Este artigo analisa, de forma neutra e com base em fontes oficiais (Lei Complementar 214/2025, Resolução CGSN 183/2025 e projetos em tramitação), os quatro eixos que definem o ano de 2026 para quem está no regime simplificado: os efeitos iniciais da reforma tributária, a indefinição dos limites, as mudanças operacionais no DAS e as obrigações acessórias que continuam valendo.
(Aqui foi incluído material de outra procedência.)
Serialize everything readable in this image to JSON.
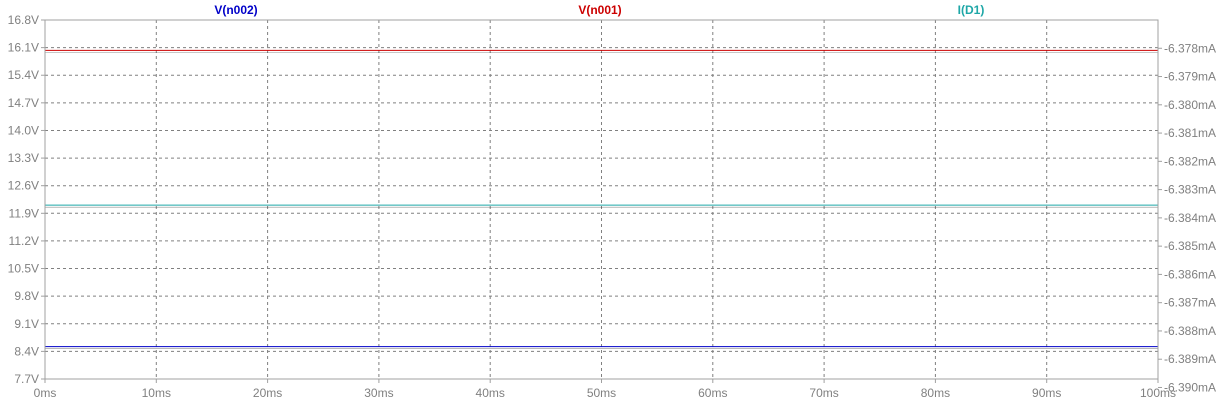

O objetivo é oferecer um panorama claro para que empreendedores e contadores possam planejar seus negócios sem sustos.
Reforma Tributária 2026: O que muda no Simples Nacional com a CBS e o IBS?
A contabilidade empresas tributação no Simples Nacional em 2026 é diretamente afetada pela regulamentação da Reforma Tributária do consumo, especialmente pela Lei Complementar nº 214/2025. Ela inicia a substituição de PIS/Cofins, ICMS e ISS pelos novos tributos CBS (Contribuição sobre Bens e Serviços) e IBS (Imposto sobre Bens e Serviços), com um cronograma que se estende até 2033. Para 2026, o impacto é mais operacional do que financeiro: a alíquota da CBS é de 0,9% e a do IBS de 0,1%, ambas em fase de teste, convivendo com os tributos antigos.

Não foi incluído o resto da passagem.